First order linear ode, initial condition problem

1. Apr 26, 2012

linda300

hey,

i'm having trouble with this question,

x y' - y = x2cosx

the solution is

y= xc + xsinx

and we are asked to solve the equation in the following two cases,

1, y(0)=0

and 2, y(0) = 1

but applying these conditions to the general solution gives no information,

in both cases its 0 = 0, so doing this you cant find the constant.

is there another way to solve the equation for these conditions?

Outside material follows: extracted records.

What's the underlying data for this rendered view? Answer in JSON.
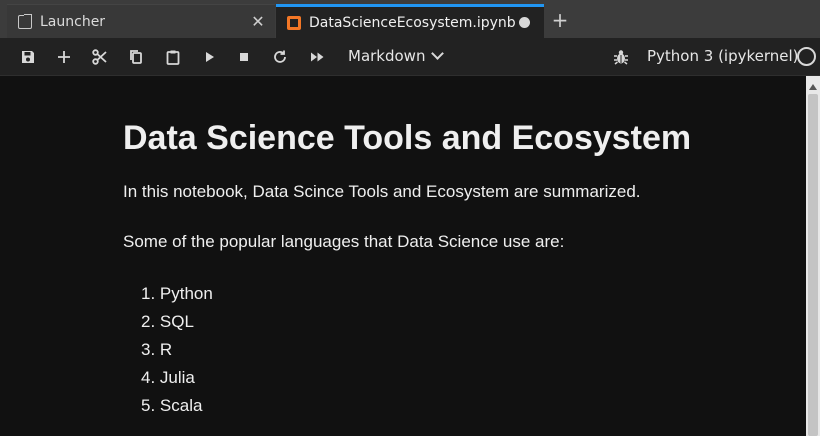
{
  "tabs": [
    {
      "label": "Launcher",
      "icon": "launcher-icon",
      "close": "✕"
    },
    {
      "label": "DataScienceEcosystem.ipynb",
      "icon": "notebook-icon",
      "unsaved": true
    }
  ],
  "toolbar": {
    "buttons": [
      "save-icon",
      "add-icon",
      "cut-icon",
      "copy-icon",
      "paste-icon",
      "run-icon",
      "stop-icon",
      "restart-icon",
      "fast-forward-icon"
    ],
    "cell_type": "Markdown",
    "kernel_name": "Python 3 (ipykernel)"
  },
  "notebook": {
    "title": "Data Science Tools and Ecosystem",
    "intro": "In this notebook, Data Scince Tools and Ecosystem are summarized.",
    "languages_heading": "Some of the popular languages that Data Science use are:",
    "languages": [
      "1. Python",
      "2. SQL",
      "3. R",
      "4. Julia",
      "5. Scala"
    ]
  },
  "colors": {
    "accent": "#2196f3",
    "notebook_icon": "#f37726",
    "background": "#111111"
  }
}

even mathematica can't solve it, but it was a question in a test and i was marked wrong for saying neither cases can be solved (as in the constant cant be found)

thanks

2. Apr 26, 2012

HallsofIvy

Staff Emeritus
Has it occured to you that the whole point of this exercise is that there is NO unique solution?

I suspect that you either have just had or will soon have the "Fundamental existance and uniqueness theorem" for first order equations:

If f(x,y) is continuous and "Lipschitz in y" (a condition that is partway between "continuous" and "differentiable"- "differentiable" is sufficient and many texts just use "differentiable in y") in some region around the point $(x_0, y_0)$ then there exist a unique function, y(x), satisfying dy/dx= f(x,y) and $y(x_0)= y_0$.

In this example, solving for y' gives $y'= (x^2 cos(x)- y)/x$ so that $f(x,y)= (x^2 cos(x)- y)/x$ is not continuous in any neighborhood containing x= 0. Thus, the "existance and uniqueness theorem" does not apply. Your first example is one in which a solution exists but is not unique. Your second is one in which a solution does not exist.